Редакция областной молодежной газеты: коридор с пестрым линолеумом и рядом дверей по одной стороне. Многие из них открыты, так что видны сидящие за столами и на столах, за пишущими машинками и с телефонными трубками, в основном молодые люди и в основном в светлых сорочках с закатанными рукавами. Словом, все так, как и должно быть в солнечный майский день в редакции областной молодежной газеты: одни увлеченно работают (пишут, печатают, слушают), другие не менее увлеченно острят в трубку, или смотрят в окно, или просто переговариваются друг с дружкой. Все, все как обычно – с неким постоянным внутренним оглядыванием на зеркало, а точнее, на некий никем не виденный образец, и при желании даже действительно можно поверить, что действие будто бы происходит в средней респектабельности среднеамериканской газете и все сейчас снимается на кинопленку, а фильм потом пройдет в одном кинотеатре на 49-й улице, с приглашением на премьеру режиссера и исполнительницы главной женской роли – отдельные номера в «Хилтоне», прикрепленный «шевроле», приличные суточные и сногсшибательная гидша-креолка (Гудзон, музей Метрополитен, чейнджь, кис ми, бэйби)...

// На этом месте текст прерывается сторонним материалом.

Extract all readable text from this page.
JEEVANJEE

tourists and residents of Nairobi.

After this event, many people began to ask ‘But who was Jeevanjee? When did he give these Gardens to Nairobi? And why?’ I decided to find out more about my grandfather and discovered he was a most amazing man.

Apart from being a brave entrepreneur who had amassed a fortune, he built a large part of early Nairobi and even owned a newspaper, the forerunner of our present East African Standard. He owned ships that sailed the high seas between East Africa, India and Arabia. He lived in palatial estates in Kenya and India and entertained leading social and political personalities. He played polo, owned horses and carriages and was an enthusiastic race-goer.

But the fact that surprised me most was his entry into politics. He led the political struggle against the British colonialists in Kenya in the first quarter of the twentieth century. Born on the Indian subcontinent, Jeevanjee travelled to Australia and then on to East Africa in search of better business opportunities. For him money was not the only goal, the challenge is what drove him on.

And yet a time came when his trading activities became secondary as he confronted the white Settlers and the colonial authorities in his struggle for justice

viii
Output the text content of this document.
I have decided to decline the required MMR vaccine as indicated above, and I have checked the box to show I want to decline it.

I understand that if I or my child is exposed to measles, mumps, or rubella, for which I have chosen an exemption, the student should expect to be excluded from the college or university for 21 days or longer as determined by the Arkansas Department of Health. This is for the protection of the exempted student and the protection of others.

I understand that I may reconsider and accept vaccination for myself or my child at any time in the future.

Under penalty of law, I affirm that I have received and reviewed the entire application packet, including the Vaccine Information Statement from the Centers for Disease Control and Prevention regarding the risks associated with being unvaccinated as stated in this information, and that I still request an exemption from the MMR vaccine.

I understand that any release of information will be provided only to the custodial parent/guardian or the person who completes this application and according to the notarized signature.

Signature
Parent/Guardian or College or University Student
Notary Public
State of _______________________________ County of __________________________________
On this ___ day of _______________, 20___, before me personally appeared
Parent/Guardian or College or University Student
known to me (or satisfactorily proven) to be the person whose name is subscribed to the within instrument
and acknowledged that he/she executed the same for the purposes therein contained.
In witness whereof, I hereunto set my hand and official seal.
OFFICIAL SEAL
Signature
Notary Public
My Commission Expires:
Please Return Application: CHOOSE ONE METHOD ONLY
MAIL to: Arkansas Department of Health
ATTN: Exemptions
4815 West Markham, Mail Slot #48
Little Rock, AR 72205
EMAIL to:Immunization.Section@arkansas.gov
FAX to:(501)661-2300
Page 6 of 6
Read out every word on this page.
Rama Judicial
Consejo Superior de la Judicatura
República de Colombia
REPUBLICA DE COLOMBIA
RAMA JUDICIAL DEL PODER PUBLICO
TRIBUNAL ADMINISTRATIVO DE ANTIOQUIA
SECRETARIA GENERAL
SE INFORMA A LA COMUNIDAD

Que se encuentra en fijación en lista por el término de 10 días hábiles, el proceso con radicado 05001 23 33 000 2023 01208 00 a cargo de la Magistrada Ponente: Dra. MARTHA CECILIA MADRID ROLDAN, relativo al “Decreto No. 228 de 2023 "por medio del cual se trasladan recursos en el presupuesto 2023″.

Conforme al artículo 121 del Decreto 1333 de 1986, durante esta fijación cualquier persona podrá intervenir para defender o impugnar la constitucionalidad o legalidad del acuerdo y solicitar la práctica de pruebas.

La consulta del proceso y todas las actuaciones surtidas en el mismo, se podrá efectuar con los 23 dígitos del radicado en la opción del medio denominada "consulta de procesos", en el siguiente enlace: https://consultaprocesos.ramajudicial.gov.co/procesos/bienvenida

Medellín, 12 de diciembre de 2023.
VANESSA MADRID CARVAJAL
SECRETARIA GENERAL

Впрочем, все это уже из другой – оптимистической – трагедии, а мы вернемся в эпос, в редакцию, к первому от лифта кабинету, из которого сейчас доносится голос завотделом спорта (и, как водится, предельно неспортивного и одышливого) Шурика Червова:
– Алло! Алло! Да говорите вы! Черт, прервали! – и в открытую дверь: – Кто-нибудь помнит код Березовска?
– Три семерки!
– Как-как?
– Три семерки и два беляша!
– Балбес. Так-так-так. Какой же код Березовска?
– Старичок, сунь пальчик в дырочку и набери ноль семь. Тетя тебе все и расскажет.
– Сунь пальчик – будет зайчик!
– Пошляки!
И примерно через минуту настоящий крик души:
– Ну кто-нибудь в этой дурацкой конторе скажет мне код Березовска?!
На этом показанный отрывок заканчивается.